I am trying reeeeally hard to keep the house clean and tidy and do the ironing and all the things a woman who works part time and has small children should be doing. But I can't! the minute I try to do anything, from washing up to tidying my 1 and 3 year olds go insane with lack of attention.

They don't sleep much in the daytime, and never at the same time, and don't go to bed until gone 8.30 (any earlier is a disaster). The only thing I have found is cbeebies but that kind of goes against my TV feelings for little ones and I find myself ironing at 10.30 at night.

What do you do?! Am I just rubbish at this?!

bythepowerofgreyskull Fri 01-Aug-08 18:18:40

IMO you have to do it more and involve them in helping (even if they aren't helping at all)

they have to get used to the fact that the house doens't have fairies who clean up at night. It is work, hard work to keep up with looking after a house.

You could Iron with them playing in the same room as you.
they could play the drums (pans) in the kitchen whilst you wash up.- infact your 3 year old could help you wash up. Things take longer whilst they are helping but at least they learn how things get done and you aren't doing it at midnight.

You aren't rubbish at all. I just don't believe it hurts your children at all for them to learn these things from day one.

WideWebWitch Fri 01-Aug-08 18:22:17

Lower your standards
don't do ironing
get them to 'help' ie play in the kitchen if you're cleaning in there etc

labebete Fri 01-Aug-08 18:22:51

ironing with them playing is impossible unless I do it at breakfast (like this morning) because the 1 year pulls on the cord and the 3 year old jumps on the 1 year old ...

i've just tried putting the little one in a travel cot with toys while I wash the floor while 3 yo played outside. lasted 2 mins but then 3 year old just climbs in the travel cot and gives her grief then has a tantrum when I separate them - so another 10 mins wasted on that and floor still not clean!

labebete Fri 01-Aug-08 18:23:55

standards are pitifully low as it is!

God knows, I have a 4yo and a 5mo my house is a bombsite

I've given up.

No advice but at least you are not alone.
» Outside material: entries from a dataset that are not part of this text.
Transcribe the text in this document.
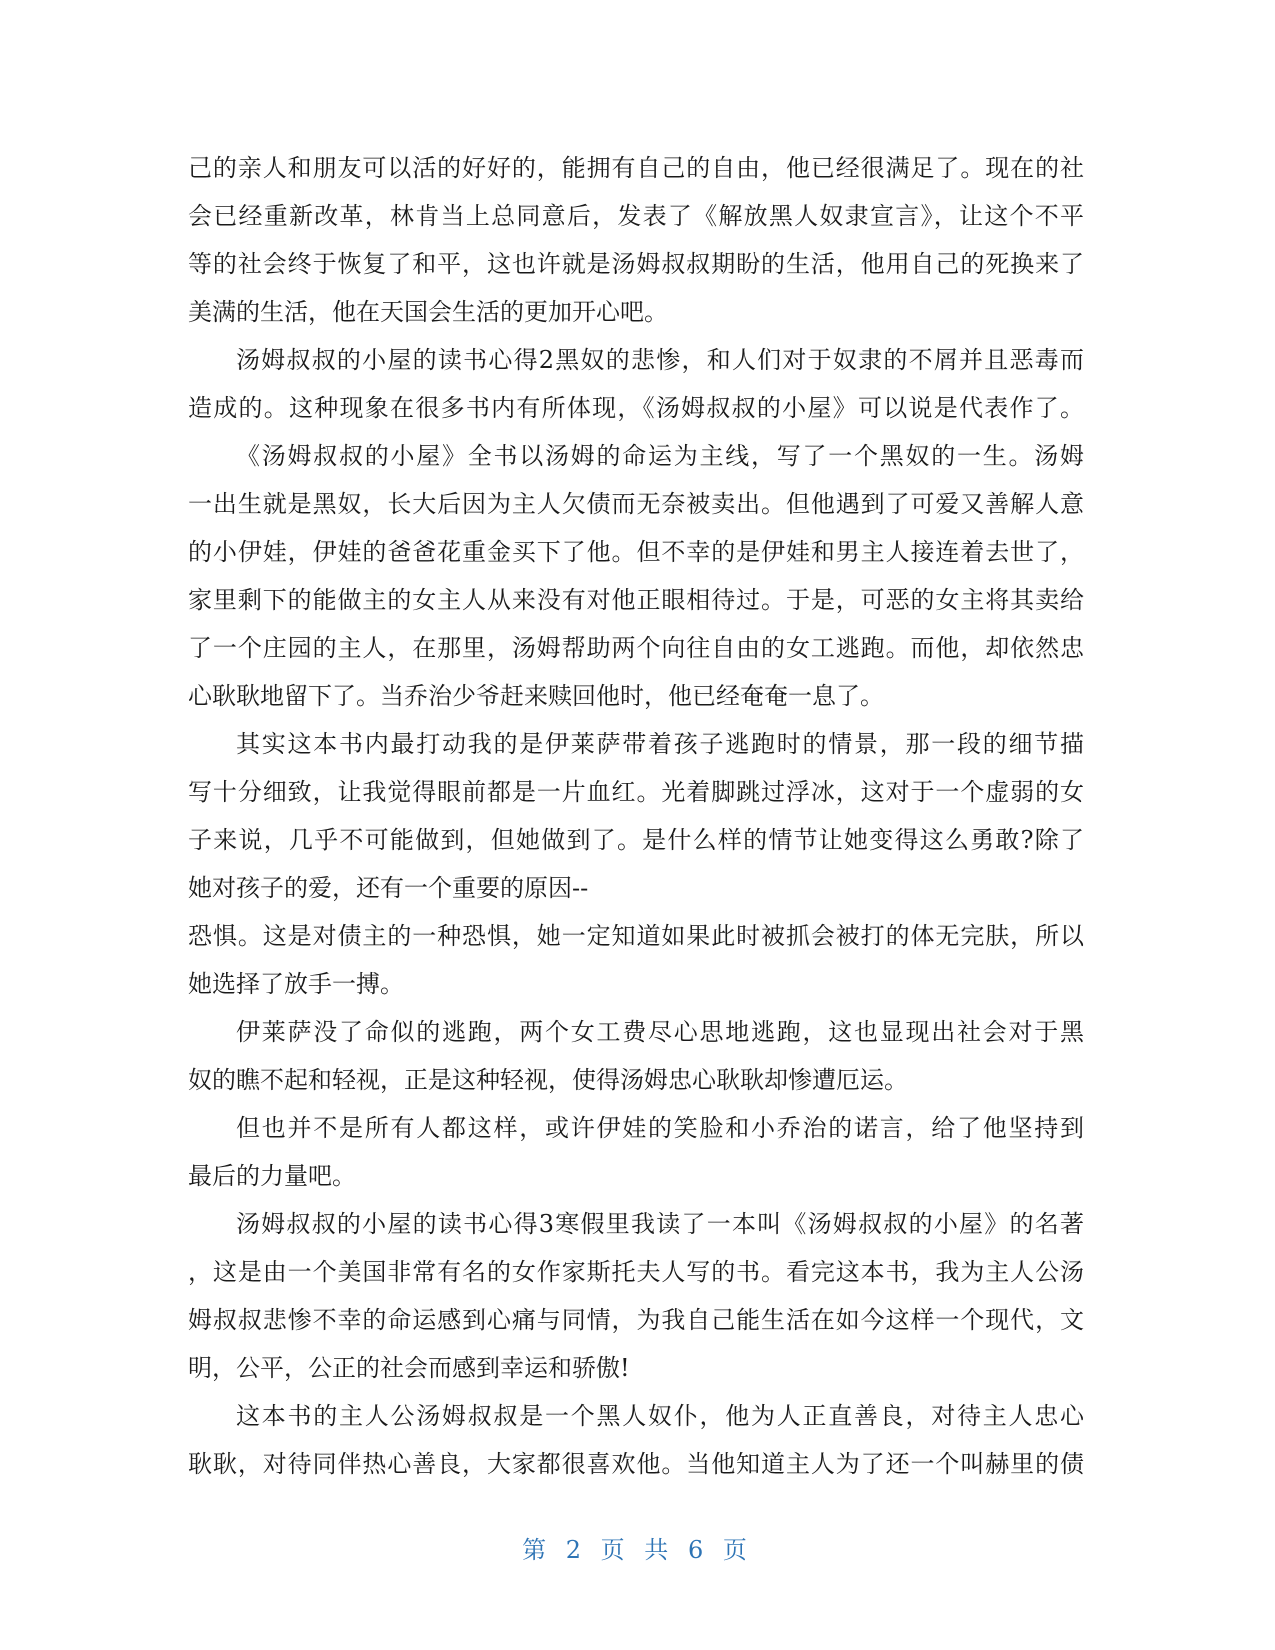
己的亲人和朋友可以活的好好的，能拥有自己的自由，他已经很满足了。现在的社
会已经重新改革，林肯当上总同意后，发表了《解放黑人奴隶宣言》，让这个不平
等的社会终于恢复了和平，这也许就是汤姆叔叔期盼的生活，他用自己的死换来了
美满的生活，他在天国会生活的更加开心吧。
汤姆叔叔的小屋的读书心得2黑奴的悲惨，和人们对于奴隶的不屑并且恶毒而
造成的。这种现象在很多书内有所体现，《汤姆叔叔的小屋》可以说是代表作了。
《汤姆叔叔的小屋》全书以汤姆的命运为主线，写了一个黑奴的一生。汤姆
一出生就是黑奴，长大后因为主人欠债而无奈被卖出。但他遇到了可爱又善解人意
的小伊娃，伊娃的爸爸花重金买下了他。但不幸的是伊娃和男主人接连着去世了，
家里剩下的能做主的女主人从来没有对他正眼相待过。于是，可恶的女主将其卖给
了一个庄园的主人，在那里，汤姆帮助两个向往自由的女工逃跑。而他，却依然忠
心耿耿地留下了。当乔治少爷赶来赎回他时，他已经奄奄一息了。
其实这本书内最打动我的是伊莱萨带着孩子逃跑时的情景，那一段的细节描
写十分细致，让我觉得眼前都是一片血红。光着脚跳过浮冰，这对于一个虚弱的女
子来说，几乎不可能做到，但她做到了。是什么样的情节让她变得这么勇敢?除了
她对孩子的爱，还有一个重要的原因--
恐惧。这是对债主的一种恐惧，她一定知道如果此时被抓会被打的体无完肤，所以
她选择了放手一搏。
伊莱萨没了命似的逃跑，两个女工费尽心思地逃跑，这也显现出社会对于黑
奴的瞧不起和轻视，正是这种轻视，使得汤姆忠心耿耿却惨遭厄运。
但也并不是所有人都这样，或许伊娃的笑脸和小乔治的诺言，给了他坚持到
最后的力量吧。
汤姆叔叔的小屋的读书心得3寒假里我读了一本叫《汤姆叔叔的小屋》的名著
，这是由一个美国非常有名的女作家斯托夫人写的书。看完这本书，我为主人公汤
姆叔叔悲惨不幸的命运感到心痛与同情，为我自己能生活在如今这样一个现代，文
明，公平，公正的社会而感到幸运和骄傲!
这本书的主人公汤姆叔叔是一个黑人奴仆，他为人正直善良，对待主人忠心
耿耿，对待同伴热心善良，大家都很喜欢他。当他知道主人为了还一个叫赫里的债
第 2 页 共 6 页
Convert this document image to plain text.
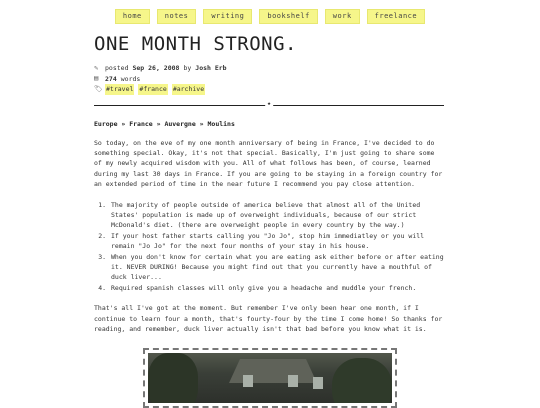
home	notes	writing	bookshelf	work	freelance
ONE MONTH STRONG.
✎	posted Sep 26, 2008 by Josh Erb
▤	274 words
🏷 #travel #france #archive
★
Europe » France » Auvergne » Moulins

So today, on the eve of my one month anniversary of being in France, I've decided to do something special. Okay, it's not that special. Basically, I'm just going to share some of my newly acquired wisdom with you. All of what follows has been, of course, learned during my last 30 days in France. If you are going to be staying in a foreign country for an extended period of time in the near future I recommend you pay close attention.

1. The majority of people outside of america believe that almost all of the United States' population is made up of overweight individuals, because of our strict McDonald's diet. (there are overweight people in every country by the way.)
2. If your host father starts calling you "Jo Jo", stop him immediatley or you will remain "Jo Jo" for the next four months of your stay in his house.
3. When you don't know for certain what you are eating ask either before or after eating it. NEVER DURING! Because you might find out that you currently have a mouthful of duck liver...
4. Required spanish classes will only give you a headache and muddle your french.

That's all I've got at the moment. But remember I've only been hear one month, if I continue to learn four a month, that's fourty-four by the time I come home! So thanks for reading, and remember, duck liver actually isn't that bad before you know what it is.
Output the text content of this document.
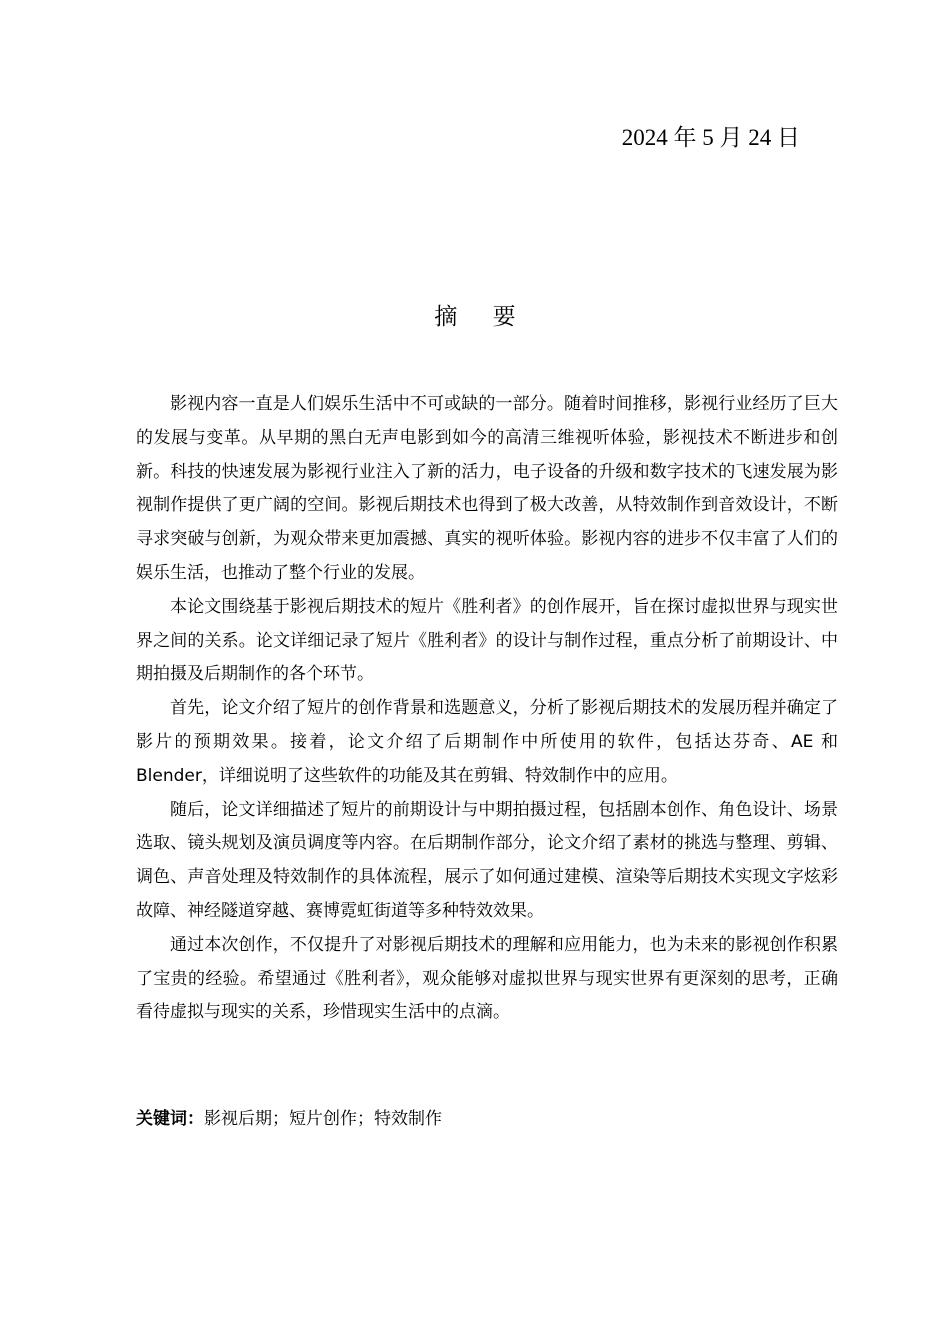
2024 年 5 月 24 日
摘 要

影视内容一直是人们娱乐生活中不可或缺的一部分。随着时间推移，影视行业经历了巨大的发展与变革。从早期的黑白无声电影到如今的高清三维视听体验，影视技术不断进步和创新。科技的快速发展为影视行业注入了新的活力，电子设备的升级和数字技术的飞速发展为影视制作提供了更广阔的空间。影视后期技术也得到了极大改善，从特效制作到音效设计，不断寻求突破与创新，为观众带来更加震撼、真实的视听体验。影视内容的进步不仅丰富了人们的娱乐生活，也推动了整个行业的发展。

本论文围绕基于影视后期技术的短片《胜利者》的创作展开，旨在探讨虚拟世界与现实世界之间的关系。论文详细记录了短片《胜利者》的设计与制作过程，重点分析了前期设计、中期拍摄及后期制作的各个环节。

首先，论文介绍了短片的创作背景和选题意义，分析了影视后期技术的发展历程并确定了影片的预期效果。接着，论文介绍了后期制作中所使用的软件，包括达芬奇、AE 和 Blender，详细说明了这些软件的功能及其在剪辑、特效制作中的应用。

随后，论文详细描述了短片的前期设计与中期拍摄过程，包括剧本创作、角色设计、场景选取、镜头规划及演员调度等内容。在后期制作部分，论文介绍了素材的挑选与整理、剪辑、调色、声音处理及特效制作的具体流程，展示了如何通过建模、渲染等后期技术实现文字炫彩故障、神经隧道穿越、赛博霓虹街道等多种特效效果。

通过本次创作，不仅提升了对影视后期技术的理解和应用能力，也为未来的影视创作积累了宝贵的经验。希望通过《胜利者》，观众能够对虚拟世界与现实世界有更深刻的思考，正确看待虚拟与现实的关系，珍惜现实生活中的点滴。

关键词：影视后期；短片创作；特效制作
I read somewhere that while your kids are small you should concentrate on them and resume your relationship with the hoover when they are bigger.

I don't even know where my hoover is wink grin

lucysmam Fri 01-Aug-08 18:39:00

the ironing part i can't help with as i gave up on that and now oh irons as we want stuff.

other stuff, chase them round with the hoover??? my 18mo finds that hilarious & it means she's not pulling at the wire or getting tangled in it. washing up, give them an empty bowl and a few plastic pots or cutlery and a sponge or something and see if they will sit while you wash the real pots, mine also does this but thinks anything to do with water is hair washing time so washes her hair with the sponge.

i do the same with dinner time, sit her in living room to do some 'mixing up' of her own with an empty bowl and spoon.

bathroom, she just gets in the way plain n simple n making the bed is a giggle just throw the covers on top of them and straighten as they get out.

hth, they work for me but everyone finds their own way!

labebete Fri 01-Aug-08 19:01:42

so you don't have constant yelling while you do all these things? seriously, round here I'll be 2 mins into something menial and the pair of them are shouting mummy mummy and mamamamama respectively. The big one stamps on the little one's hand, the little one clings to my legs, the big one throws all the washing on the floor ... you get the picture. Hanging out the washing takes about half an hour instead of ten minutes. Very frustrating!

I have tried the joining in approach but have to admit I have given up lately as it wasn't working at the time. 1 yo was too little and 3 yo wasn't interest. Maybe I'll try again.

I only do the ironing pretty infrequently and mostly do the same as you, lucysmam, but was trying to be a bit more organised for once.